The Workflow Sandbox is your deep-dive view into a single agent run — also known as a Session. Learn to create a session with our Quick Start guide. This is where observability meets usability: you can replay the session, inspect every step, explore the underlying events, and evaluate performance using rubrics — all in one place.
To get here Click Project -> Agent -> any session in the session history.

Trace view

The Trace View shows a comprehensive timeline of your agent run. It includes all steps and events in sequential order.
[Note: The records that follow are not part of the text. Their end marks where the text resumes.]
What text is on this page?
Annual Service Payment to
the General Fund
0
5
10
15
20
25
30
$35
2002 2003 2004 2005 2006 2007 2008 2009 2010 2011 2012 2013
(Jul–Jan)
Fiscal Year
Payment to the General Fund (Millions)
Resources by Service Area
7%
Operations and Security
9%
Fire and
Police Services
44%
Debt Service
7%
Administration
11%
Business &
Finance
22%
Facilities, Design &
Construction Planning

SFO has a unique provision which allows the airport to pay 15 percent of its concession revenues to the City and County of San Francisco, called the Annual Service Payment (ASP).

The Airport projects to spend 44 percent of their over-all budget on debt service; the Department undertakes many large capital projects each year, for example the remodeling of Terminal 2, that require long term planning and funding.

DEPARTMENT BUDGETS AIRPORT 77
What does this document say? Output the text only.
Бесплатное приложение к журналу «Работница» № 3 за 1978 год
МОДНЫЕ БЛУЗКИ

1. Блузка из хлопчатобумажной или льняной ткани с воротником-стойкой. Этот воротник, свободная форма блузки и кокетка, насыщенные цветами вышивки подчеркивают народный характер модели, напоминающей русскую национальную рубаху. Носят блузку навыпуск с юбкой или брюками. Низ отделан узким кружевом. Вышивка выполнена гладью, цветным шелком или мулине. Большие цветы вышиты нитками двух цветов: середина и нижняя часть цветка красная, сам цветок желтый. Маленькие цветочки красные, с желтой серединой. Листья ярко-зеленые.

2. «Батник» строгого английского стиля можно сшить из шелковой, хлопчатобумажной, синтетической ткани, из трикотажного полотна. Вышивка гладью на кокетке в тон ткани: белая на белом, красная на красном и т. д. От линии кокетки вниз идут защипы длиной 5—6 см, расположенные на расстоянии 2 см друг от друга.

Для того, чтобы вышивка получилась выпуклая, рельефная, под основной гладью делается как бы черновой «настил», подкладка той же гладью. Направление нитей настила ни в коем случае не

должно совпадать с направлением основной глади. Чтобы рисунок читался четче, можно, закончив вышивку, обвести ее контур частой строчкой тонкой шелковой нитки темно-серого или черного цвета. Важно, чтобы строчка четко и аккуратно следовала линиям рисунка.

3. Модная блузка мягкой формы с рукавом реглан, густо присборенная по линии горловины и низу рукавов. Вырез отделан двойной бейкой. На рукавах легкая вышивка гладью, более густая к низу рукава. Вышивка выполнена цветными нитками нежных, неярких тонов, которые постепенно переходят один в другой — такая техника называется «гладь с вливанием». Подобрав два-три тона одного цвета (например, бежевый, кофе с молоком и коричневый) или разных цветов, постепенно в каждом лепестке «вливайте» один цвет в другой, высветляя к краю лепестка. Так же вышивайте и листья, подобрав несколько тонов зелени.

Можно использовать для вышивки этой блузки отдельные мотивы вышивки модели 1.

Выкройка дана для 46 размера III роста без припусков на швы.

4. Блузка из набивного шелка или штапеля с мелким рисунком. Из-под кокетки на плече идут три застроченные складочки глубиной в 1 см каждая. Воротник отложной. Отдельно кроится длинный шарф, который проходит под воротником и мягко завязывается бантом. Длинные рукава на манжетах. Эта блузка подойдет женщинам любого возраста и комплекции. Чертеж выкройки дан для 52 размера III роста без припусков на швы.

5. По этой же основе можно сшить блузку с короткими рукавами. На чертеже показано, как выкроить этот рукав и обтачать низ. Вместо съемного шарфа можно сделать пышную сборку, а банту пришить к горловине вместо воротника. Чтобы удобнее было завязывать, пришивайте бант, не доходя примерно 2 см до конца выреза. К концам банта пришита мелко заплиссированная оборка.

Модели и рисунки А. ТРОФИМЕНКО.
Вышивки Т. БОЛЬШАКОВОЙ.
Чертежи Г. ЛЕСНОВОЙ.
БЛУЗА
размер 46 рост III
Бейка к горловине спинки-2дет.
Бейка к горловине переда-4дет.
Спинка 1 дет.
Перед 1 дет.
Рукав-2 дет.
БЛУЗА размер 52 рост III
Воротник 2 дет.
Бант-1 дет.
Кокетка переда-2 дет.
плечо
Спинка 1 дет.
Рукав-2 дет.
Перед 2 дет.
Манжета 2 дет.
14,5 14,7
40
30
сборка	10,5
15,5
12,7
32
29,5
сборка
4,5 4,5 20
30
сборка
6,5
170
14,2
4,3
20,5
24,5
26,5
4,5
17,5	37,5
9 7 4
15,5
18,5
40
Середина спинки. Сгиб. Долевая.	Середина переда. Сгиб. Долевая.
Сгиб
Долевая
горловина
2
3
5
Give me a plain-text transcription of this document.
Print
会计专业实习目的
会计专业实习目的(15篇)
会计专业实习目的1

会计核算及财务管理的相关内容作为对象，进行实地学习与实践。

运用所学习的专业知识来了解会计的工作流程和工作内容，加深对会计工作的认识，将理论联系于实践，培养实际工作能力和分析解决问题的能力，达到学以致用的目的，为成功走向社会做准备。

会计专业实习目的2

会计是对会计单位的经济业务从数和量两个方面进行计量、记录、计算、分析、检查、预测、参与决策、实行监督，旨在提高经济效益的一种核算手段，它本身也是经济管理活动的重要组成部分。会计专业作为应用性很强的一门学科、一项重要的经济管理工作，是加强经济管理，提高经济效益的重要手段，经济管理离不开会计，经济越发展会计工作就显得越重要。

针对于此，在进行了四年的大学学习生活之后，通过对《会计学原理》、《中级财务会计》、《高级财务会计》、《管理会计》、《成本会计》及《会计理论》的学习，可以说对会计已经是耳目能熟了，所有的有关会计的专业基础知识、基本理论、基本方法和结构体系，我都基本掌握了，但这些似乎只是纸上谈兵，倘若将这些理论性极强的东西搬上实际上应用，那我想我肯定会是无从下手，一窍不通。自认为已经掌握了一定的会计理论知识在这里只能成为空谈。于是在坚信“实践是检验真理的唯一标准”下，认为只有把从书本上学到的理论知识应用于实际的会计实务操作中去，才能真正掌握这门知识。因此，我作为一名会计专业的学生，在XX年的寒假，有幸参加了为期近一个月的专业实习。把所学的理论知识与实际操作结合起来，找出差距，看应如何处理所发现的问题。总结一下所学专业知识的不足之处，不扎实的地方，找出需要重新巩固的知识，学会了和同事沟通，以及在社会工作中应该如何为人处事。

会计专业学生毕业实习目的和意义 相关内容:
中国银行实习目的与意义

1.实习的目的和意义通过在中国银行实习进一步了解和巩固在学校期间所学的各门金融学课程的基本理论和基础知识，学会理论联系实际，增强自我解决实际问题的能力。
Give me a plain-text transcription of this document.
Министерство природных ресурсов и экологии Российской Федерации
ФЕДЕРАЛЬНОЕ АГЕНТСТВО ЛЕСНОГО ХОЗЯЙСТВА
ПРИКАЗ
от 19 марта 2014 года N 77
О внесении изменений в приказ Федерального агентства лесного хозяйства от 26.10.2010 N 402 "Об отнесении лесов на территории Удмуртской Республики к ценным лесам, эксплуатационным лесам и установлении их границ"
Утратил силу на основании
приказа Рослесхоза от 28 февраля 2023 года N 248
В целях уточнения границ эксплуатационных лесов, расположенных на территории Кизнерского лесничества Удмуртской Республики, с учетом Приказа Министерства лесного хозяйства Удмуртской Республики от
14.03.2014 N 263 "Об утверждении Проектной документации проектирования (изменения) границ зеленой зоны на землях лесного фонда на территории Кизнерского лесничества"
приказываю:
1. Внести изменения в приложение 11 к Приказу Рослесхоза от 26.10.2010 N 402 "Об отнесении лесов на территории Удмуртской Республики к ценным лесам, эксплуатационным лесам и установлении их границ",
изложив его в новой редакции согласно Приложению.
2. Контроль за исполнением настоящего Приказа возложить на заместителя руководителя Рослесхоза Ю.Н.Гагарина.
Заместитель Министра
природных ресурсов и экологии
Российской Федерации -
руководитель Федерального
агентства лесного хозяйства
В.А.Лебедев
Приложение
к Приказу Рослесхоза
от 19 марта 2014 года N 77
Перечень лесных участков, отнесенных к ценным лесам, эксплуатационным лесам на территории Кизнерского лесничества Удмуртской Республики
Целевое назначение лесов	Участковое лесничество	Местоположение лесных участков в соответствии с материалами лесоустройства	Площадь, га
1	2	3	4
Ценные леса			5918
It shows:
  • Basic Information: Status, Model, Start Time, Duration, Cost
  • Prettified vs Raw Request/Response (click the wand/text icon in the top right of Input/Output to toggle)
  • Screenshots and multimodal data
Pro tip: SPEED UP iteration and debugging time by avoiding rerunning the same failed run with Time Travels. They enable you to freeze time and rerun the event in isolation to see if your error/success is reliable.
traceview

Session Evaluations

On this tab, you’ll find any evaluations ran on this session. Read more about evaluation rubrics here.
  • Each criterion is scored and explained
  • Custom rubrics can be attached per Agent when running a session
  • You can pass in your own evals at runtime to be shown here too
rubric

Prompt DB

You can open the Prompt DB directly by clicking on the tab:
  • Quickly view which prompt was used
  • Test changes or view version history
  • Add tags to quickly iterate on prompts

Session Replay: Step Trajectory Graph

Next, you’ll see a Session-specific graph — a mini version of the Workflow Trajectory, scoped to just this one session.
  • Nodes: states visited
  • Edges: actions taken
  • Grouped: similar states are clustered (e.g. looping or retrying)
Pro tip: The step which caused your agent to fail will be highlighted in red! Hover over the error icon in the top right of the node to quickly see a failure explanation.
Note: If you want to turn off error highlighting, click the alarm icon in the bottom left toolbar of the graph.
trajectory
trajectory
Pro tip: Clicking a Step/Event opens a full breakdown of that Step/Event below the graph!

Use Cases

The Workflow Sandbox is where you:
  • Debug a failed run
  • Investigate edge cases
  • Replay odd behavior
  • Evaluate agent consistency
  • Identify root causes of errors
  • Understand how a prompt or model change affected logic